Shell-Dependent Energy Transfer from 1,3,5-Tris(N-phenylbenzimidazol-2,yl) Benzene to CdSe Core/Shell Quantum Dots

We studied the energy transfer between CdSe core/shell quantum dots (QDs) and 1,3,5-tris(N-phenylbenzimidazol-2,yl) benzene (TPBI) in inorganic/organic blend films using steady-state and time-resolved photoluminescence (PL) spectroscopy. The shortening in PL lifetime of TPBI molecules and the resulting lengthening in PL lifetime of the QDs demonstrated an efficient energy transfer process from donor to acceptor. The slowest PL decays of CdSe core/shell QDs observed in the blend films with low QD concentration were considered to result from the maximum energy transfer process from the surrounding TPBI molecules of a QD to itself. The PL decay curves of the core/shell QDs with a CdS, ZnS, and CdS/ZnCdS/ZnS shells were simulated to obtain the excited state lifetimes of the surrounding TPBI molecules for understandimg the effect of the shells on the energy transfer process.
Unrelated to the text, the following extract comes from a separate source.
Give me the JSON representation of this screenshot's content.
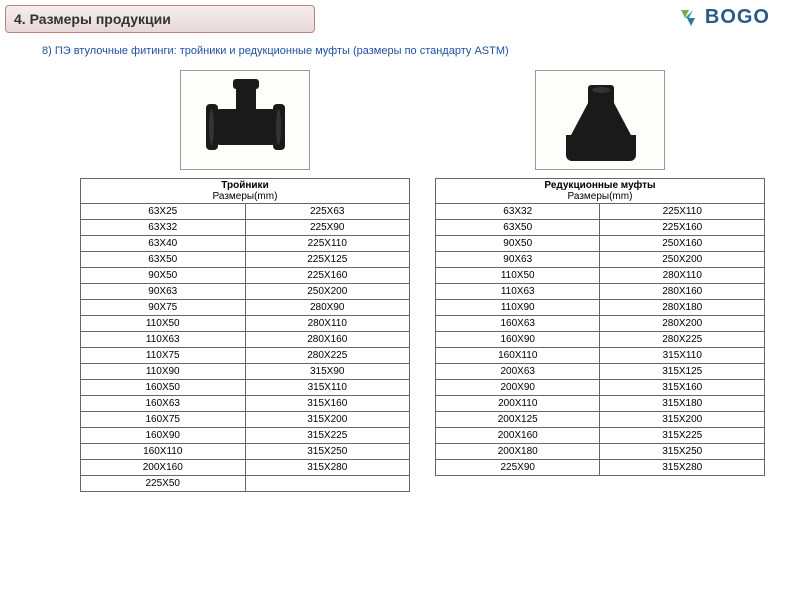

It was surprisingly found that the obtained energy transfer rate to a QD with a thick CdS/ZnCdS/ZnS multishell from the surrounding TPBI molecules with the maximum contribution of the energy transfer was almost the same as that to a QD with a thin ZnS monoshell and smaller than that to a QD with a CdS monoshell. The experimental results indicated the energy level alignment and the structure of shells in CdSe core/shell QDs determined the energy transfer efficiency from TPBI molecules to the core/shell QDs.